The oversized fenders, striking colours and raw power of the Indian Chief motorcycle have brought it a legion of fans.
The flagship motorcycle of the Massachusetts based Indian Motorcycle Manufacturing Company, Chiefs were produced from 1922 until the company's demise in 1953.
First made with a 1000cc engine, the model underwent rapid improvements, emerging into the 1940's behemoth that is so beloved of collectors and investors today.
By 1940, all models had the trademark skirted fenders and sprung frame that set it apart from its rival cruiser the Harley-Davidson. Much more colourful than its black-clad adversary, the Chief was a lively and vibrant machine that turned heads wherever it went.
The 1947 models, for example, were available in jet-black, seafoam blue or Indian red enamel, and had a range of different specifications, including the top of the range Roadmaster, complete with sport windshield and Chum-Me seat to enable a friend to come along too.

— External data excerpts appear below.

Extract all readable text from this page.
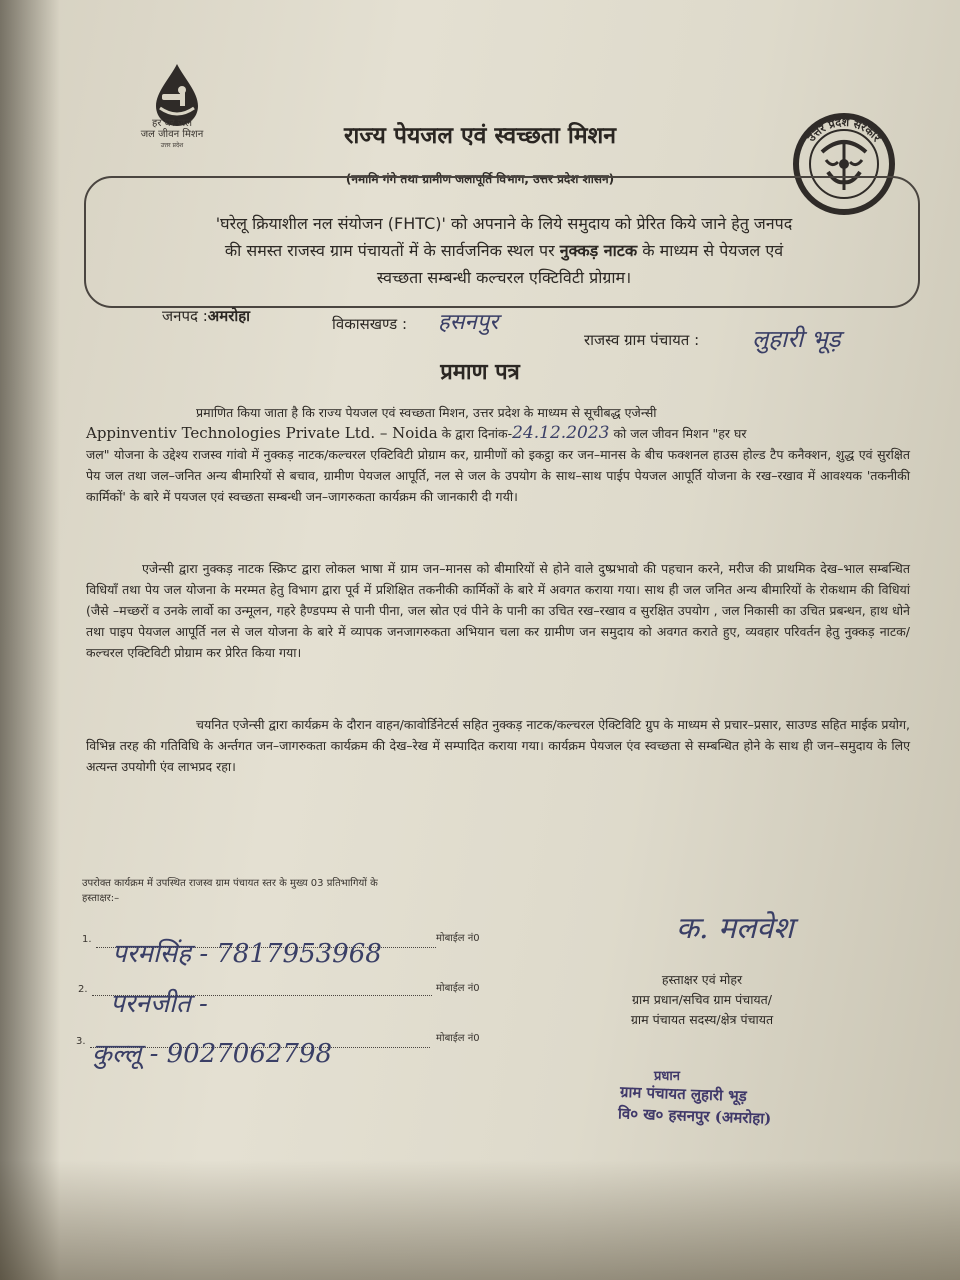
हर घर जल
जल जीवन मिशन
उत्तर प्रदेश
उत्तर प्रदेश सरकार
राज्य पेयजल एवं स्वच्छता मिशन
(नमामि गंगे तथा ग्रामीण जलापूर्ति विभाग, उत्तर प्रदेश शासन)
'घरेलू क्रियाशील नल संयोजन (FHTC)' को अपनाने के लिये समुदाय को प्रेरित किये जाने हेतु जनपद
की समस्त राजस्व ग्राम पंचायतों में के सार्वजनिक स्थल पर नुक्कड़ नाटक के माध्यम से पेयजल एवं
स्वच्छता सम्बन्धी कल्चरल एक्टिविटी प्रोग्राम।
जनपद :अमरोहा	विकासखण्ड : हसनपुर
राजस्व ग्राम पंचायत : लुहारी भूड़
प्रमाण पत्र
प्रमाणित किया जाता है कि राज्य पेयजल एवं स्वच्छता मिशन, उत्तर प्रदेश के माध्यम से सूचीबद्ध एजेन्सी
Appinventiv Technologies Private Ltd. – Noida के द्वारा दिनांक-24.12.2023 को जल जीवन मिशन "हर घर
जल" योजना के उद्देश्य राजस्व गांवो में नुक्कड़ नाटक/कल्चरल एक्टिविटी प्रोग्राम कर, ग्रामीणों को इकट्ठा कर जन–मानस के बीच फक्शनल हाउस होल्ड टैप कनैक्शन, शुद्ध एवं सुरक्षित पेय जल तथा जल–जनित अन्य बीमारियों से बचाव, ग्रामीण पेयजल आपूर्ति, नल से जल के उपयोग के साथ–साथ पाईप पेयजल आपूर्ति योजना के रख–रखाव में आवश्यक 'तकनीकी कार्मिकों' के बारे में पयजल एवं स्वच्छता सम्बन्धी जन–जागरुकता कार्यक्रम की जानकारी दी गयी।
एजेन्सी द्वारा नुक्कड़ नाटक स्क्रिप्ट द्वारा लोकल भाषा में ग्राम जन–मानस को बीमारियों से होने वाले दुष्प्रभावो की पहचान करने, मरीज की प्राथमिक देख–भाल सम्बन्धित विधियाँ तथा पेय जल योजना के मरम्मत हेतु विभाग द्वारा पूर्व में प्रशिक्षित तकनीकी कार्मिकों के बारे में अवगत कराया गया। साथ ही जल जनित अन्य बीमारियों के रोकथाम की विधियां (जैसे –मच्छरों व उनके लार्वो का उन्मूलन, गहरे हैण्डपम्प से पानी पीना, जल स्रोत एवं पीने के पानी का उचित रख–रखाव व सुरक्षित उपयोग , जल निकासी का उचित प्रबन्धन, हाथ धोने तथा पाइप पेयजल आपूर्ति नल से जल योजना के बारे में व्यापक जनजागरुकता अभियान चला कर ग्रामीण जन समुदाय को अवगत कराते हुए, व्यवहार परिवर्तन हेतु नुक्कड़ नाटक/कल्चरल एक्टिविटी प्रोग्राम कर प्रेरित किया गया।
चयनित एजेन्सी द्वारा कार्यक्रम के दौरान वाहन/कावोर्डिनेटर्स सहित नुक्कड़ नाटक/कल्चरल ऐक्टिविटि ग्रुप के माध्यम से प्रचार–प्रसार, साउण्ड सहित माईक प्रयोग, विभिन्न तरह की गतिविधि के अर्न्तगत जन–जागरुकता कार्यक्रम की देख–रेख में सम्पादित कराया गया। कार्यक्रम पेयजल एंव स्वच्छता से सम्बन्धित होने के साथ ही जन–समुदाय के लिए अत्यन्त उपयोगी एंव लाभप्रद रहा।
उपरोक्त कार्यक्रम में उपस्थित राजस्व ग्राम पंचायत स्तर के मुख्य 03 प्रतिभागियों के
हस्ताक्षर:–
1. परमसिंह - 7817953968
मोबाईल नं0
2. परनजीत -
मोबाईल नं0
3. कुल्लू - 9027062798
मोबाईल नं0
क. मलवेश
हस्ताक्षर एवं मोहर
ग्राम प्रधान/सचिव ग्राम पंचायत/
ग्राम पंचायत सदस्य/क्षेत्र पंचायत
प्रधान
ग्राम पंचायत लुहारी भूड़
वि० ख० हसनपुर (अमरोहा)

Famed for its comfortable ride, owners could put huge distances behind them in a day, with the later models capable of achieving 85mph. Its one drawback was a lack of acceleration, a necessary evil for a machine of its size.
Used by police and military the world over, the Chief's last hurrah came in 1950 when the V-twin engine was increased to 1,300cc.
Indian has been reincarnated several times in recent years and a version of the Chief is again on the market, but the original remains the best for many, which is why the bike is so popular at classic motorcycle auctions. This 1948 beauty recently sold for $14,000.